他望着澄睿腰间若隐若现的黑玉牌——那是恶人谷「鬼见愁」的标记,终于明白这弟子为何能在半年内功力突飞猛进。
与此同时,东首偏殿的缠斗已进入白热化。
米丽古丽的银铃随着旋身节奏忽快忽慢,紫雾裹着她的身形如蝶影穿梭,东方澜的素色道袍被划开三道细口。
她护着袖中舍利的手微微发颤——这妖女的「幻雾步」比传闻中更难缠,每一步都踩在她招式的空当处。
\"圣女的剑,原来只敢护着颗珠子。\"米丽古丽的面纱被气劲掀开一角,露出右边脸颊狰狞的刀疤,\"当年静斋师太用这把「慈悲」斩过三个魔宗长老,如今倒成了遮羞布。\"她话音未落,右手突然弹出三寸银刺,直取东方澜持剑的手腕。
东方澜横剑格挡,银刺擦着剑身划过,在她腕间留下血痕。
就在她分神的刹那,米丽古丽的左脚突然勾住她的裙角——这不是西域武功,倒像是江南「蝴蝶门」的「缠丝步」!
东方澜重心一偏,不得不松开护着舍利的左手去扶佛柱。
\"机会!\"米丽古丽这一击若中,莫说舍利,连东方澜的内腑都要被抓出个窟窿。
她甚至已想好得手后如何将舍利喂下剧毒,让静斋为了救圣女不得不交出《大日经》残卷——这是左冷禅亲自交代的任务,事成之后,嵩山派的「寒冰玉床」便任她挑选。
可变故就发生在这瞬息之间。
\"圣女小心!\"一道青影从梁上跃下,宋玉明的「追云剑」挟着风声劈向米丽古丽后颈。
他是太华山年轻一辈的翘楚,昨日在山门外见东方澜为救受伤的小沙弥硬接了陶寒亭一掌,此刻满腔热血全化作这记「云破月来」。
但他忘了,江湖上最忌贸然插手高手过招。
东方澜本已提气要躲米丽古丽的爪击,突然感受到身后凌厉剑气,本能地旋身侧闪。
这一闪错开了米丽古丽的攻击,却也让她护在胸前的手松开——那枚幽蓝的舍利\"叮\"地坠地,顺着青石板缝滚出三尺远。
\"我......\"宋玉明的剑停在半空,看着滚到佛前的舍利,喉结动了动。
他看见东方澜右臂渗出的血正滴在舍利上,将那幽蓝染成妖异的紫;看见米丽古丽瞬间收敛的狠厉,换成了狂喜的扭曲;更看见原本对峙的玄正与澄睿同时转头,连李元霸的鎏金锤都微微下垂——所有人的目光,此刻都黏在那颗不足三寸的珠子上。
\"起!\"澄睿最先反应过来,双掌拍地腾身而起。
他的僧袍在风中鼓成布袋,整个人像只扑食的秃鹫。
玄正急得脱口喊\"不可\",却见陶寒亭的透骨钉已破空而至,目标正是澄睿后心——这黑鸦果然谁都不信,连盟友都要暗算。

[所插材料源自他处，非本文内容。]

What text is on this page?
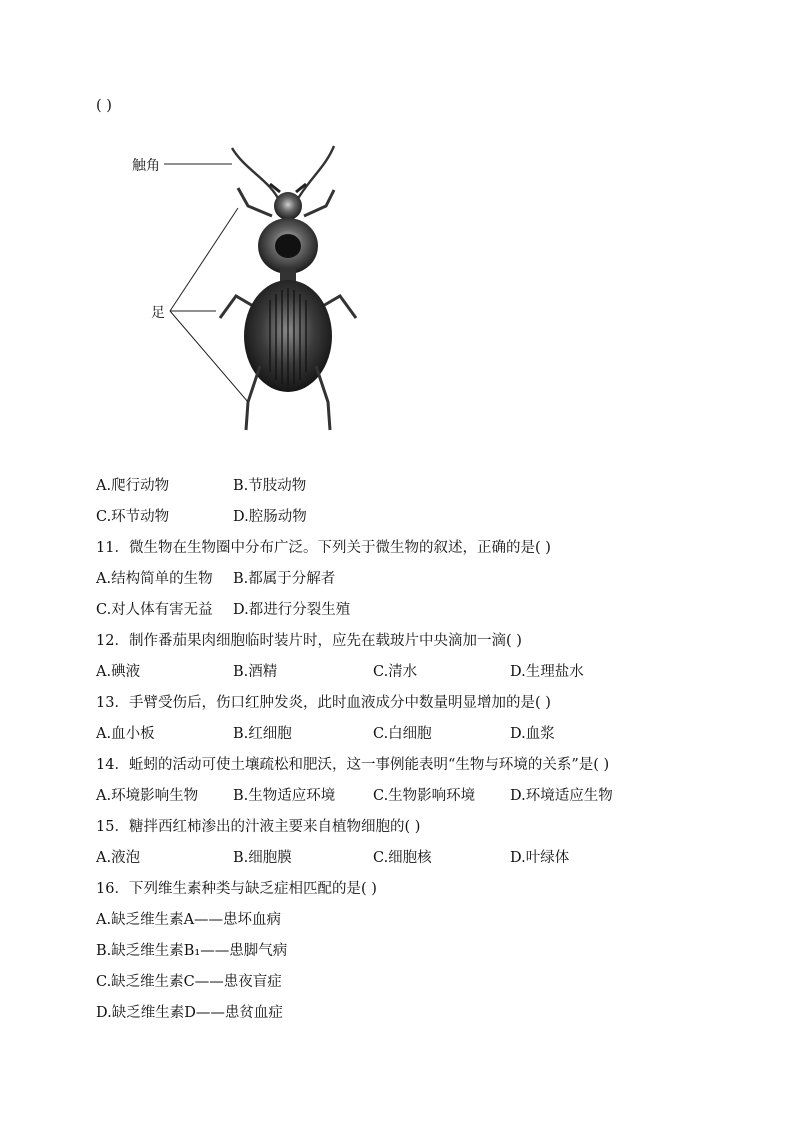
( )
触角
足
A.爬行动物	B.节肢动物
C.环节动物	D.腔肠动物
11．微生物在生物圈中分布广泛。下列关于微生物的叙述，正确的是( )
A.结构简单的生物 B.都属于分解者
C.对人体有害无益 D.都进行分裂生殖
12．制作番茄果肉细胞临时装片时，应先在载玻片中央滴加一滴( )
A.碘液	B.酒精	C.清水	D.生理盐水
13．手臂受伤后，伤口红肿发炎，此时血液成分中数量明显增加的是( )
A.血小板	B.红细胞	C.白细胞	D.血浆
14．蚯蚓的活动可使土壤疏松和肥沃，这一事例能表明“生物与环境的关系”是( )
A.环境影响生物 B.生物适应环境	C.生物影响环境 D.环境适应生物
15．糖拌西红柿渗出的汁液主要来自植物细胞的( )
A.液泡	B.细胞膜	C.细胞核	D.叶绿体
16．下列维生素种类与缺乏症相匹配的是( )
A.缺乏维生素A——患坏血病
B.缺乏维生素B₁——患脚气病
C.缺乏维生素C——患夜盲症
D.缺乏维生素D——患贫血症
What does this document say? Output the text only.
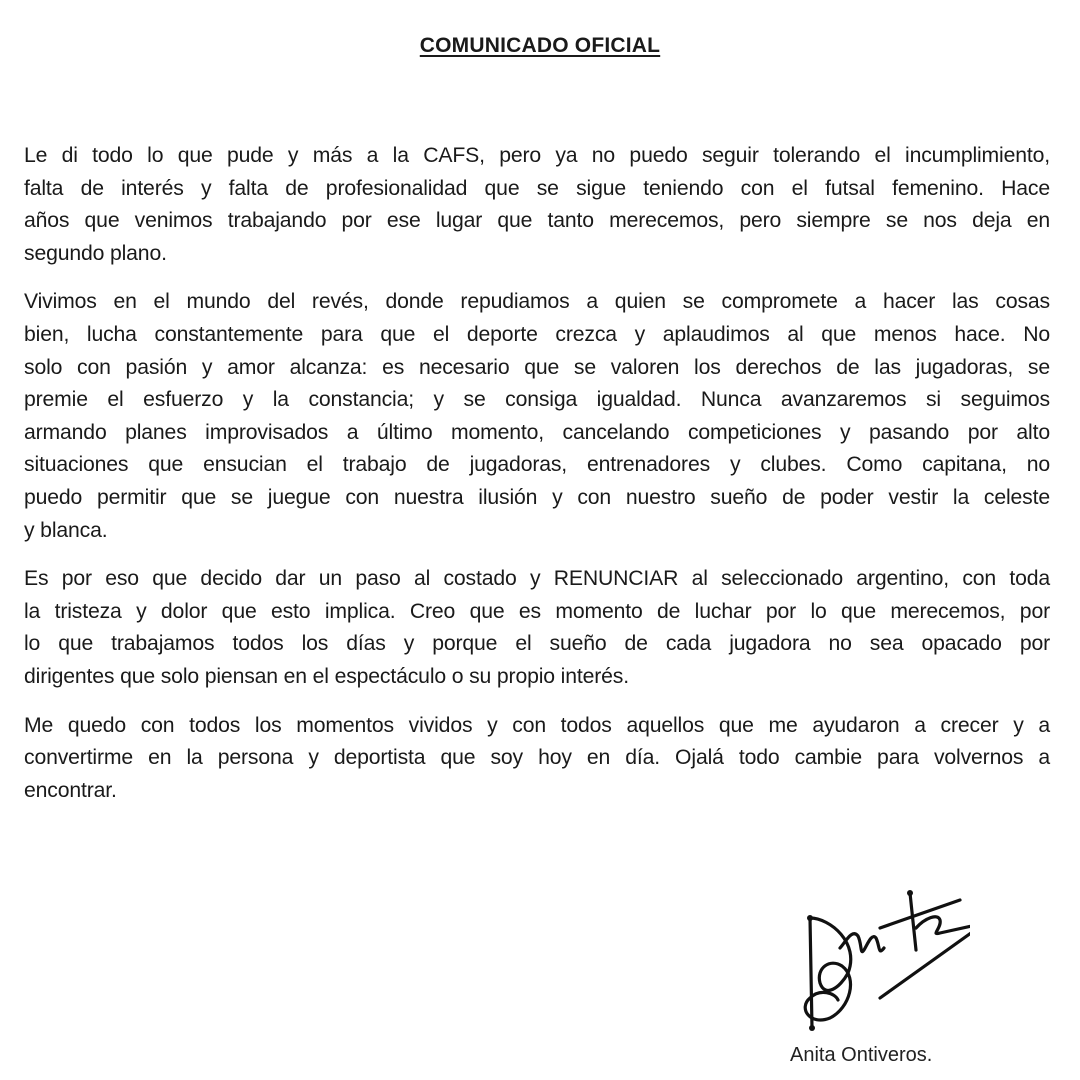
COMUNICADO OFICIAL

Le di todo lo que pude y más a la CAFS, pero ya no puedo seguir tolerando el incumplimiento,
falta de interés y falta de profesionalidad que se sigue teniendo con el futsal femenino. Hace
años que venimos trabajando por ese lugar que tanto merecemos, pero siempre se nos deja en
segundo plano.

Vivimos en el mundo del revés, donde repudiamos a quien se compromete a hacer las cosas
bien, lucha constantemente para que el deporte crezca y aplaudimos al que menos hace. No
solo con pasión y amor alcanza: es necesario que se valoren los derechos de las jugadoras, se
premie el esfuerzo y la constancia; y se consiga igualdad. Nunca avanzaremos si seguimos
armando planes improvisados a último momento, cancelando competiciones y pasando por alto
situaciones que ensucian el trabajo de jugadoras, entrenadores y clubes. Como capitana, no
puedo permitir que se juegue con nuestra ilusión y con nuestro sueño de poder vestir la celeste
y blanca.

Es por eso que decido dar un paso al costado y RENUNCIAR al seleccionado argentino, con toda
la tristeza y dolor que esto implica. Creo que es momento de luchar por lo que merecemos, por
lo que trabajamos todos los días y porque el sueño de cada jugadora no sea opacado por
dirigentes que solo piensan en el espectáculo o su propio interés.

Me quedo con todos los momentos vividos y con todos aquellos que me ayudaron a crecer y a
convertirme en la persona y deportista que soy hoy en día. Ojalá todo cambie para volvernos a
encontrar.

Anita Ontiveros.
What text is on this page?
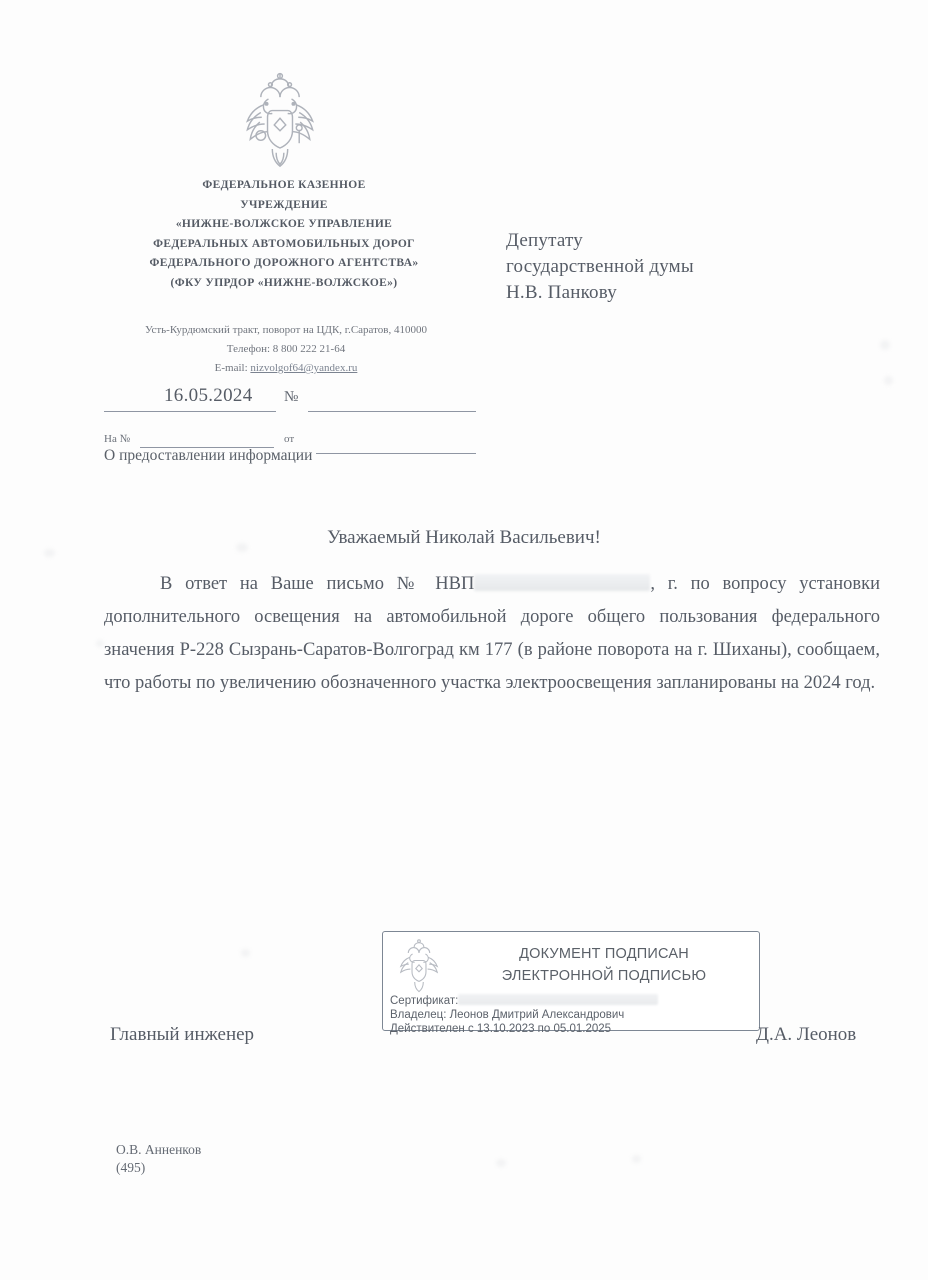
ФЕДЕРАЛЬНОЕ КАЗЕННОЕ
УЧРЕЖДЕНИЕ
«НИЖНЕ-ВОЛЖСКОЕ УПРАВЛЕНИЕ
ФЕДЕРАЛЬНЫХ АВТОМОБИЛЬНЫХ ДОРОГ
ФЕДЕРАЛЬНОГО ДОРОЖНОГО АГЕНТСТВА»
(ФКУ УПРДОР «НИЖНЕ-ВОЛЖСКОЕ»)
Усть-Курдюмский тракт, поворот на ЦДК, г.Саратов, 410000
Телефон: 8 800 222 21-64
E-mail: nizvolgof64@yandex.ru
16.05.2024 №
На №	от
О предоставлении информации
Депутату
государственной думы
Н.В. Панкову
Уважаемый Николай Васильевич!

В ответ на Ваше письмо № НВП	, г. по вопросу установки дополнительного освещения на автомобильной дороге общего пользования федерального значения Р-228 Сызрань-Саратов-Волгоград км 177 (в районе поворота на г. Шиханы), сообщаем, что работы по увеличению обозначенного участка электроосвещения запланированы на 2024 год.

ДОКУМЕНТ ПОДПИСАН
ЭЛЕКТРОННОЙ ПОДПИСЬЮ
Сертификат:
Владелец: Леонов Дмитрий Александрович
Действителен с 13.10.2023 по 05.01.2025
Главный инженер	Д.А. Леонов
О.В. Анненков
(495)
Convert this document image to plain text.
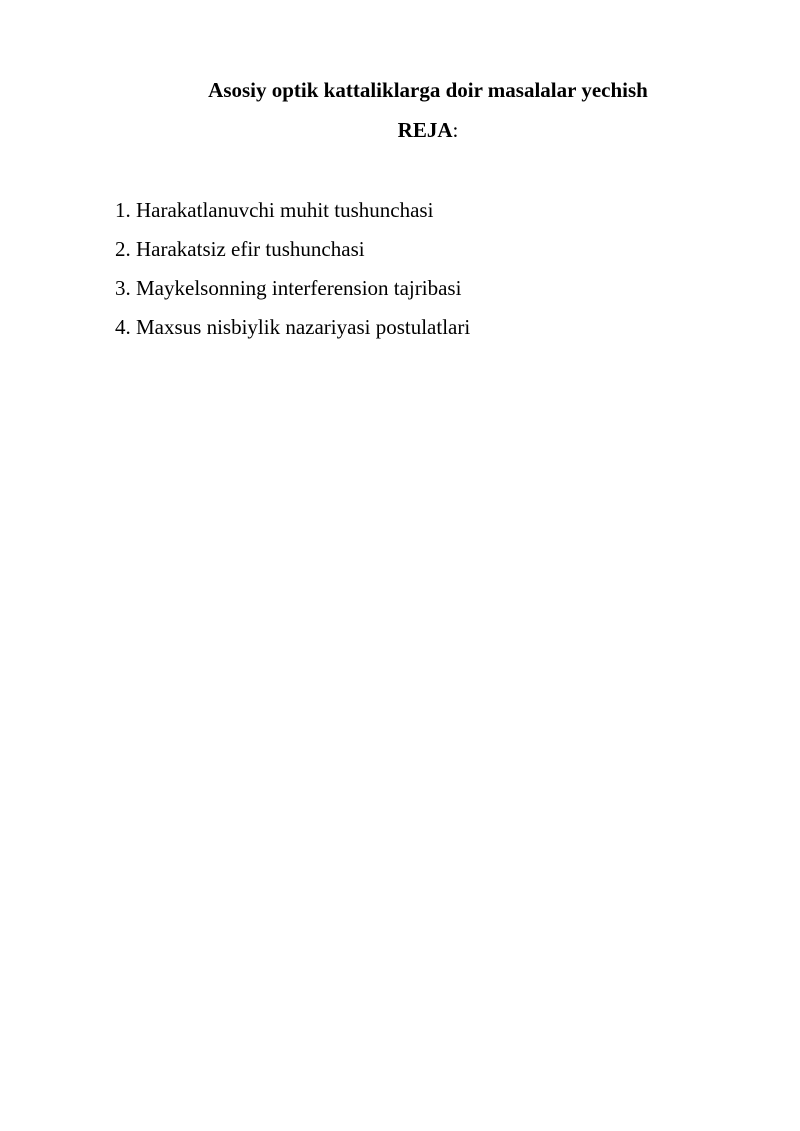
Asosiy optik kattaliklarga doir masalalar yechish
REJA:
1. Harakatlanuvchi muhit tushunchasi
2. Harakatsiz efir tushunchasi
3. Maykelsonning interferension tajribasi
4. Maxsus nisbiylik nazariyasi postulatlari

武曌的翟衣扫过供桌,将三盏油灯撞得东倒西歪:\"玄甲卫!
给哀家抢回来!\"可她的亲卫还在殿外,此刻殿内只有李元霸的鎏金锤率先砸下,地面裂开蛛网般的纹路,舍利被震得飞起三尺,在半空中划出幽蓝的弧光。
阳光正好穿过殿顶破洞,照在舍利上。
那光比昨夜更亮,亮得刺得人睁不开眼。
等众人再睁眼时,却见舍利悬在半空,被一只骨节分明的手稳稳托住。
是那个始终缩在角落的神秘少年。
他不知何时摘下了斗笠,乌发用根竹簪随意挽着,眉眼生得极淡,却在触及舍利的瞬间,眼底闪过一丝与年纪不符的深沉。
\"好手段。\"陆九渊的声音从殿柱后传来。
他的醒木还攥在掌心,指节因用力泛白。
方才为了护东方澜,他硬接了陶寒亭七枚透骨钉,此刻左臂的血正顺着袖口往下滴,却不妨碍他盯着那少年手中的舍利,嘴角勾起抹若有若无的笑,\"只是不知,这出戏,你唱了多久?\"
少年抬眼望来,目光扫过满地狼藉的罗汉像,扫过玄正胸前的血痕,最后落在陆九渊染血的醒木上。
他的手指在舍利上轻轻一弹,珠子发出清越的嗡鸣,像是某种暗号。
殿外突然传来金铁交鸣之声。
陆九渊侧耳听了听,脸上笑意更浓——是他今早让白展堂在寺外布的「连环锁」,看来终于起作用了。
他松开攥着醒木的手,指缝间渗出的血滴在青砖上,晕开一朵小红花。
\"各位。\"他向前走了两步,靴底碾过陶寒亭的透骨钉,\"这颗珠子,该有个新主人了。\"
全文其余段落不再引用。